Shawn Van Horn of Collider gave the episode a 7 out of 10 rating and wrote, "Dexter thinks his is a path that can only be walked alone, but still, there might be room to meet people just like him." Matthew Wilkinson of Game Rant wrote, "It's another gripping storyline that is running through this series, which features three key plots that all link back to Dexter in some way, ensuring each episode of Dexter: Resurrection moves between them and remains fast-paced." Mads Misasi of Telltale TV gave the episode a 4 out of 5 star rating and wrote, "I could already argue that having even these brief glimpses of Angel's movements causes the flow of the episode to stall a bit. Who knows maybe his connection to the story will strengthen in the next episode once he's in NYC, but I'm not holding my breath."

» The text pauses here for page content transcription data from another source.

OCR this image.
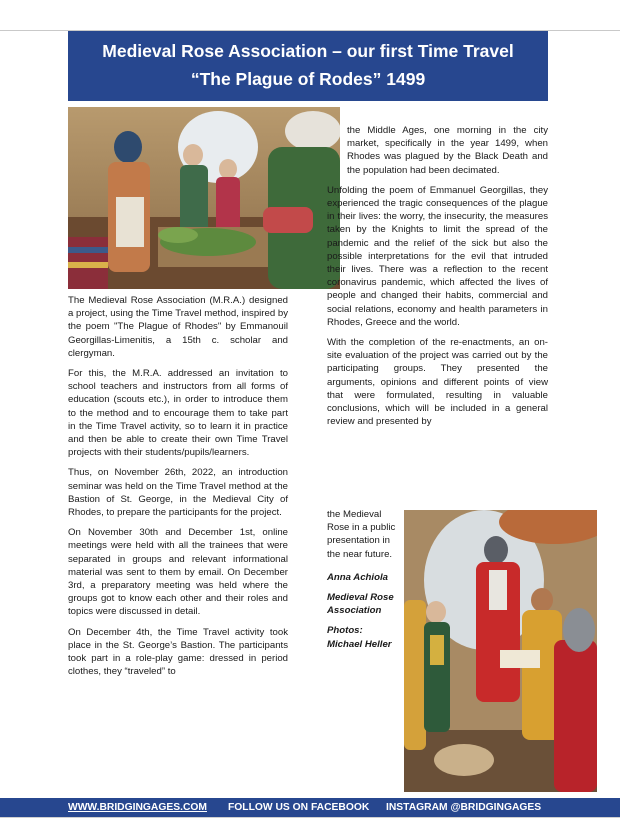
Medieval Rose Association – our first Time Travel
“The Plague of Rodes” 1499

The Medieval Rose Association (M.R.A.) designed a project, using the Time Travel method, inspired by the poem "The Plague of Rhodes" by Emmanouil Georgillas-Limenitis, a 15th c. scholar and clergyman.

For this, the M.R.A. addressed an invitation to school teachers and instructors from all forms of education (scouts etc.), in order to introduce them to the method and to encourage them to take part in the Time Travel activity, so to learn it in practice and then be able to create their own Time Travel projects with their students/pupils/learners.

Thus, on November 26th, 2022, an introduction seminar was held on the Time Travel method at the Bastion of St. George, in the Medieval City of Rhodes, to prepare the participants for the project.

On November 30th and December 1st, online meetings were held with all the trainees that were separated in groups and relevant informational material was sent to them by email. On December 3rd, a preparatory meeting was held where the groups got to know each other and their roles and topics were discussed in detail.

On December 4th, the Time Travel activity took place in the St. George’s Bastion. The participants took part in a role-play game: dressed in period clothes, they “traveled” to

the Middle Ages, one morning in the city market, specifically in the year 1499, when Rhodes was plagued by the Black Death and the population had been decimated.

Unfolding the poem of Emmanuel Georgillas, they experienced the tragic consequences of the plague in their lives: the worry, the insecurity, the measures taken by the Knights to limit the spread of the pandemic and the relief of the sick but also the possible interpretations for the evil that intruded their lives. There was a reflection to the recent coronavirus pandemic, which affected the lives of people and changed their habits, commercial and social relations, economy and health parameters in Rhodes, Greece and the world.

With the completion of the re-enactments, an on-site evaluation of the project was carried out by the participating groups. They presented the arguments, opinions and different points of view that were formulated, resulting in valuable conclusions, which will be included in a general review and presented by

the Medieval Rose in a public presentation in the near future.

Anna Achiola
Medieval Rose Association
Photos: Michael Heller
WWW.BRIDGINGAGES.COM FOLLOW US ON FACEBOOK INSTAGRAM @BRIDGINGAGES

Greg MacArthur of Screen Rant wrote, "Dexter: Resurrection episode 3 effectively moves the various subplots along in riveting and surprising ways. Each new installment of Resurrection so far continues to justify the franchise's modern revival with not just good, but outstanding quality and effort." Carissa Pavlica of TV Fanatic gave the episode a 4.25 star rating out of 5 and wrote, "Three episodes in, and Dexter: Resurrection is having a blast. It’s ridiculous, stylish, and fully aware of what it is. That's what makes it fun."